My son Cameron came home last night for a visit from college. Catching up with him reminded me of our trip about a month back for spring break. The two of us and my wife Madeline headed to Utah and hit the slopes. In these last years of our kids growing up and leaving the nest, we’ve come to treat spring break as a sacrosanct opportunity to do something memorable with them. Last year Cam and I spent the week at Jackson Hole.
And despite this intent of family togetherness and joyful memories, the little guy who I first put on a pair of sticks when he a wee bitty five year old is no longer so little or eager to follow me down the hill.
His abilities surpassed mine several years back even though I too was a childhood skier and snow sport enthusiast. There’s nothing that quite matches the fearlessness and physical intelligence of youth coming of age.
Now I’m the one trying to keep up.
We did at least some things right in that he is glad to have me follow him. The only question of course is where he is leading. Too often it’s to, through and over terrain that ties knots in my stomach or delivers body shots to my bones.
Last year he talked me into a ride into the back country just beyond the edge of the boundary. It started out fine. Beautiful valley vistas and lots of untracked powder. But soon Cam disappeared through the trees and I was left to more of a solo excursion through the wilderness. Sure enough my path down the hill led me to a juncture where I faced what look like cliffs below with no other way out. If my phone battery hadn’t already given out in the cold, I would have called the life flight helicopter ideally to pluck me off the hill there but at least to be ready if I attempted the reach to the bottom.
In reality the only way out was down, or forward as you might say. What followed was a three-hour wrestling match with the mountain and with myself. The decent was a combination of a few pacts with God; conquering the fear induced by terrain I could see; unstrapping out of my bindings and crawling sled-like out of some tight spots; and just plain refusing to go over any ledge from which I couldn’t see the bottom – there was some lateral traversing to this adventure.

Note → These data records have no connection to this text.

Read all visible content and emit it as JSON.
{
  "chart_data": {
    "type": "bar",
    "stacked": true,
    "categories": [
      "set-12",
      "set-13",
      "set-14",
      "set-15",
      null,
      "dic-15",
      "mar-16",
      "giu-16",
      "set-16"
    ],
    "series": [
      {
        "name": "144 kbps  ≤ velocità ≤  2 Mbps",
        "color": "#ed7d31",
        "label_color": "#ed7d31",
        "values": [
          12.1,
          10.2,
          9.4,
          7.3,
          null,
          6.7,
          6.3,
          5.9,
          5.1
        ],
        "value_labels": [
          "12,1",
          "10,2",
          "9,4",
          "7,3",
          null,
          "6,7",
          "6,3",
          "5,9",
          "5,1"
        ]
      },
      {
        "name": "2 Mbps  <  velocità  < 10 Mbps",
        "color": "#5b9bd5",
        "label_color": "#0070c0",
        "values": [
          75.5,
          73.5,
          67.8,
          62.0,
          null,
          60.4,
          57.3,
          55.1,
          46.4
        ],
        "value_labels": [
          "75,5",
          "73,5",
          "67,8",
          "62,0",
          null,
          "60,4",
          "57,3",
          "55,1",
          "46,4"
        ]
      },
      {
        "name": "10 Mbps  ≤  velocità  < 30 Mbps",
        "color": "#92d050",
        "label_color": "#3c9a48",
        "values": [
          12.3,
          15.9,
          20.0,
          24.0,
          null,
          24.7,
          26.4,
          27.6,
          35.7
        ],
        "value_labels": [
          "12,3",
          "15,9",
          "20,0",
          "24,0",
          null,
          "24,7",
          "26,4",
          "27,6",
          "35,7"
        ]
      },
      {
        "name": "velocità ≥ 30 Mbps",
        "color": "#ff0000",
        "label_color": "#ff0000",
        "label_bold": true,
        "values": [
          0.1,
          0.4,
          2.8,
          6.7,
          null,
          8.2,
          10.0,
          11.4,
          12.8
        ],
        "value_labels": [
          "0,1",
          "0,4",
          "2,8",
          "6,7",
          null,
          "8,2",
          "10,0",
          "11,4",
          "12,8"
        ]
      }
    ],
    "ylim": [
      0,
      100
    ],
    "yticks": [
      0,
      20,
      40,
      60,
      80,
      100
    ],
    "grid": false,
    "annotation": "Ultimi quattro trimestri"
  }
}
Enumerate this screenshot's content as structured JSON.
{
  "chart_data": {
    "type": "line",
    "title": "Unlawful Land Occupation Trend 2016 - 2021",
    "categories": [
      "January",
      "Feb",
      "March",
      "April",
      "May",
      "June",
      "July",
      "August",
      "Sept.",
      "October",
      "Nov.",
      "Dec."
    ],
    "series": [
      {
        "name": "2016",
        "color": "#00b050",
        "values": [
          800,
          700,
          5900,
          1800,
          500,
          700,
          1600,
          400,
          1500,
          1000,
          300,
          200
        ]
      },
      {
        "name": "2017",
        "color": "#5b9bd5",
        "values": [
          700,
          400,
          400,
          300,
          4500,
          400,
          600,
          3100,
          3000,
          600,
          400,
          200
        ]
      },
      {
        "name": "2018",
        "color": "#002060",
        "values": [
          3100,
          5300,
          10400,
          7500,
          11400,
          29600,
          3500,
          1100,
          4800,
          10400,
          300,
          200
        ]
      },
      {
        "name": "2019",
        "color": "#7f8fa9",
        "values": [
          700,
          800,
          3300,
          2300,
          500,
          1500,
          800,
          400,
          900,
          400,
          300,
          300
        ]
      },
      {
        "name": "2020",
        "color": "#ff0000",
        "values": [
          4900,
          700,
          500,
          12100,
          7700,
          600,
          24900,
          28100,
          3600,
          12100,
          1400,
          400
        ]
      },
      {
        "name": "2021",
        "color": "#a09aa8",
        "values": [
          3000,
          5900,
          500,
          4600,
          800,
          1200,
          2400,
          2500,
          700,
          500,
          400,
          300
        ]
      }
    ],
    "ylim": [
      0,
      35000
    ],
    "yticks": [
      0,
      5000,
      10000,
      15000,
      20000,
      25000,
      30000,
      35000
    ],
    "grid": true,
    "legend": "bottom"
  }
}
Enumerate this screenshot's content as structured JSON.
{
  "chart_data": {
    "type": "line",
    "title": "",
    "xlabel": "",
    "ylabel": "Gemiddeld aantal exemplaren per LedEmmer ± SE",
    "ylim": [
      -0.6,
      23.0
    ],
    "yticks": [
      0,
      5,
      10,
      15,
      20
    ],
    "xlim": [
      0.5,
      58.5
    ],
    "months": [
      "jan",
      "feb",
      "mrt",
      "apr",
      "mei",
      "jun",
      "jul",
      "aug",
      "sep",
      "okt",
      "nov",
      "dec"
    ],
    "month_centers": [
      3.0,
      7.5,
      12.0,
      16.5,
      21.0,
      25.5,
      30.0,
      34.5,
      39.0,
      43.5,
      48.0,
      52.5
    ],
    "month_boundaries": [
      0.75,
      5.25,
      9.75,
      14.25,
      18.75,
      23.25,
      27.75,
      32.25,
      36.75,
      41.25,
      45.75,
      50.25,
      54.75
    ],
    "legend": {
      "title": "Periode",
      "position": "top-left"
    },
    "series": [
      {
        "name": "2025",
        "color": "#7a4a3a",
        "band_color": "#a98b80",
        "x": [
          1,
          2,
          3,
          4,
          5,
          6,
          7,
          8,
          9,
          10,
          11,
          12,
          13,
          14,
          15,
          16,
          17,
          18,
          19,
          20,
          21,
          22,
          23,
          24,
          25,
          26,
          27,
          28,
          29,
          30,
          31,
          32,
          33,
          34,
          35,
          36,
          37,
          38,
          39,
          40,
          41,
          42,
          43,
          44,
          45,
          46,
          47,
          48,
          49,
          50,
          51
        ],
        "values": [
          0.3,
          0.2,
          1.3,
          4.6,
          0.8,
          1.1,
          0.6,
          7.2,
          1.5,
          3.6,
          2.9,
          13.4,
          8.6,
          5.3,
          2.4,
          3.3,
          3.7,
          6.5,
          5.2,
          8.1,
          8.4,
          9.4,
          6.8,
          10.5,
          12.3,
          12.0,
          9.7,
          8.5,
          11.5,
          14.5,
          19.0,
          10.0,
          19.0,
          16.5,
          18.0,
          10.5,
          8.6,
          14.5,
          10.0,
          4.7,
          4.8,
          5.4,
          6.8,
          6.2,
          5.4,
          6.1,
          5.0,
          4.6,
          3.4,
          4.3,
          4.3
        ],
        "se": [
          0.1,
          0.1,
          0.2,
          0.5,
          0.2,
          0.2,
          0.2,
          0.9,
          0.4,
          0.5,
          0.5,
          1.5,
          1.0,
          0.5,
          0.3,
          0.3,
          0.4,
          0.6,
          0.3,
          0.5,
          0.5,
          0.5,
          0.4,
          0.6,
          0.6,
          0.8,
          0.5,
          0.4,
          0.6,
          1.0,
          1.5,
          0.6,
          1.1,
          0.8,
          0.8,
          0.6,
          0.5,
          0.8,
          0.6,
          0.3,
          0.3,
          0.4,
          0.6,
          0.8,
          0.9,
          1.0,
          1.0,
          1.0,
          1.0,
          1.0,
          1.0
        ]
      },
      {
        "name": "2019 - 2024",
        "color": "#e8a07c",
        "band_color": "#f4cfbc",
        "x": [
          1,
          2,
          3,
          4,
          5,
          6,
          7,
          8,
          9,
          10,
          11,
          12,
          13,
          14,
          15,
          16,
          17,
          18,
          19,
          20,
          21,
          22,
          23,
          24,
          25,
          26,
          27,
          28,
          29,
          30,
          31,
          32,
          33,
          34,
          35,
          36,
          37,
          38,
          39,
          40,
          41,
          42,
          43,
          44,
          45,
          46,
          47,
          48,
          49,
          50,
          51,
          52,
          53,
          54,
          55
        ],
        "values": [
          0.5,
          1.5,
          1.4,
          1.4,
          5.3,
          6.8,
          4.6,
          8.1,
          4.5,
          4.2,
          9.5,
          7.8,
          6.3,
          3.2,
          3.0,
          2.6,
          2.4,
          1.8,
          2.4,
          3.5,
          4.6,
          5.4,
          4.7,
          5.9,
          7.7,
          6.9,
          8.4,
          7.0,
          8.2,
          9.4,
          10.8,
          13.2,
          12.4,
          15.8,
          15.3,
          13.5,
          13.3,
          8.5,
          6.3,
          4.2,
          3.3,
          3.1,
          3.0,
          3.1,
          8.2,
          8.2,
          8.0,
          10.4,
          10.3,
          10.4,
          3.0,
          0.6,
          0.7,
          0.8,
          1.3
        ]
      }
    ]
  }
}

Eventually I made my way down and back to the lodge alive and bruised but not broken. Cam was there more than a little annoyed by primetime skiing lost to waiting and the inability to contact me via the standard modern technology. Note to self: keep those phone batteries fully charged when entering the wilderness of your next adventure.
As mixed as my emotions and self-assessments are about that experience on the slopes, I find that at 50-something the work life offers many parallels. Collectively I’m surrounded by people – 20-somethings, digi-geeks, social queens and… clients – all with a thirst for new terrain. Safely carving out a few rides on the moderate and familiar routes just doesn’t cut it anymore. Although the après-activity bevey doesn’t seem to have gone out of style yet.
It’s not just digital thing either. The level of authenticity required has never been higher. Even for the cause-oriented brands that we often serve the politically gruff and simultaneously sensitive environment we now live in creates a steep and bumpy slope on which to engage our audiences.
I feel that same fear-induced knot in my stomach as I look out at what lies ahead. Sometimes I lead and sometimes I follow, but either way the important thing is that we conquer the fear and go. The new terrain is the better terrain. There may be some bumps and bruises along the way, but there’s also thrills, plenty of fresh tracks and views I’ve never seen before and would be sorry to miss, just for the comfort of the familiar.
The only way out is down, or forward as you might say.